Hi, This question is from the SAT OG Book on page 746 # 12.

Note: Figure not drawn to scale

In the figure above, points P, A and B are equally spaced on line L and points P, Q, and R are equally spaced on line M. If PB=4, PR=6, and AQ=4, what is the perimeter of quadrilateral QABR?
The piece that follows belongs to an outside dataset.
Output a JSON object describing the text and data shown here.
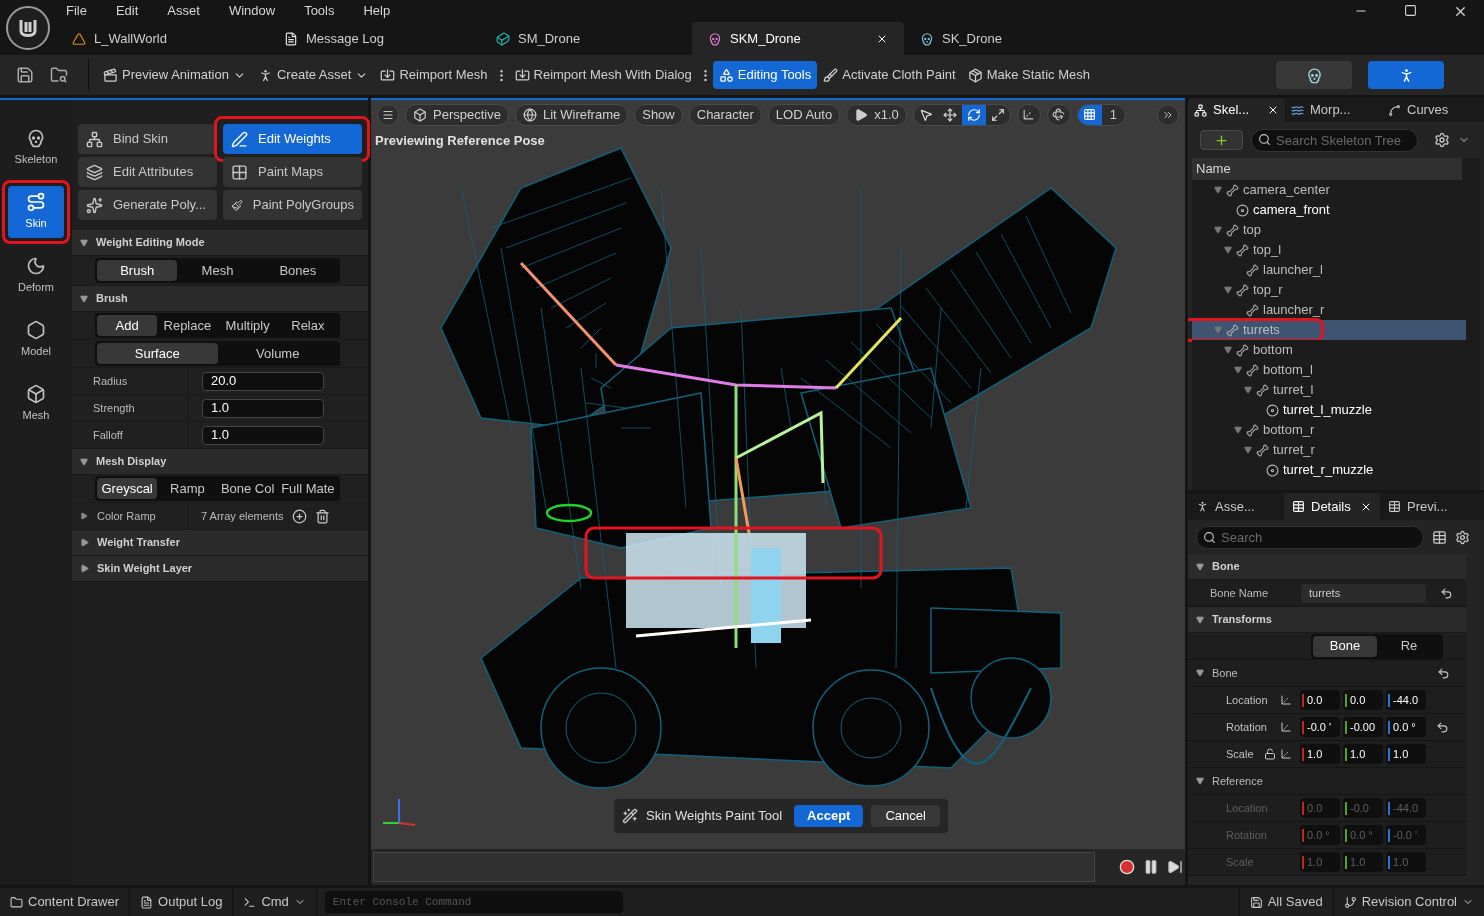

I know from the information that PA=AB=2, and that PQ=QR=3. Therefore I know the sides AB=2, AQ=4, QR=3. How do I find BR?

2. Hello, fabxx!

In the figure below, points $P, A, B$ are equally spaced,
and points $P, Q, R$ are equally spaced.
If $PB=4,\;PR=6,\;AQ=4$, what is the perimeter of quadrilateral $QABR$ ?

Rotate the diagram 90°.
Code:
                      P
o
*  *
3 *     * 2
*        *
Q o * * * * * o A
*       4      *
3  *                 * 2
*                    *
R o * * * * * * * * * * * o B
?

We have: $\Delta PBR$

$QA$ joins the midpoints of two sides.

Hence, $QA \parallel RB$ and $QA = \frac{1}{2}(RB)$

Therefore: . $RB \:=\:8$

3. Originally Posted by Soroban
Hello, fabxx!

Rotate the diagram 90°.
Code:
                      P
o
*  *
3 *     * 2
*        *
Q o * * * * * o A
*       4      *
3  *                 * 2
*                    *
R o * * * * * * * * * * * o B
?

We have: $\Delta PBR$

$QA$ joins the midpoints of two sides.

Hence, $QA \parallel RB$ and $QA = \frac{1}{2}(RB)$

Therefore: . $RB \:=\:8$

Can you explain how you got $QA = \frac{1}{2}(RB)$? And also, does it mean that if QA joins the midpoints of two sides, QA then parallel RB? Does this rule always apply or are there limiations?

Thanks again!! (:

4. Soroban used the similarity rule.

The two triangles are similar (same proportions).

From this rule, you can easily deduce that RB = 2 * QA, since PR=2*PQ.

Hope that helps.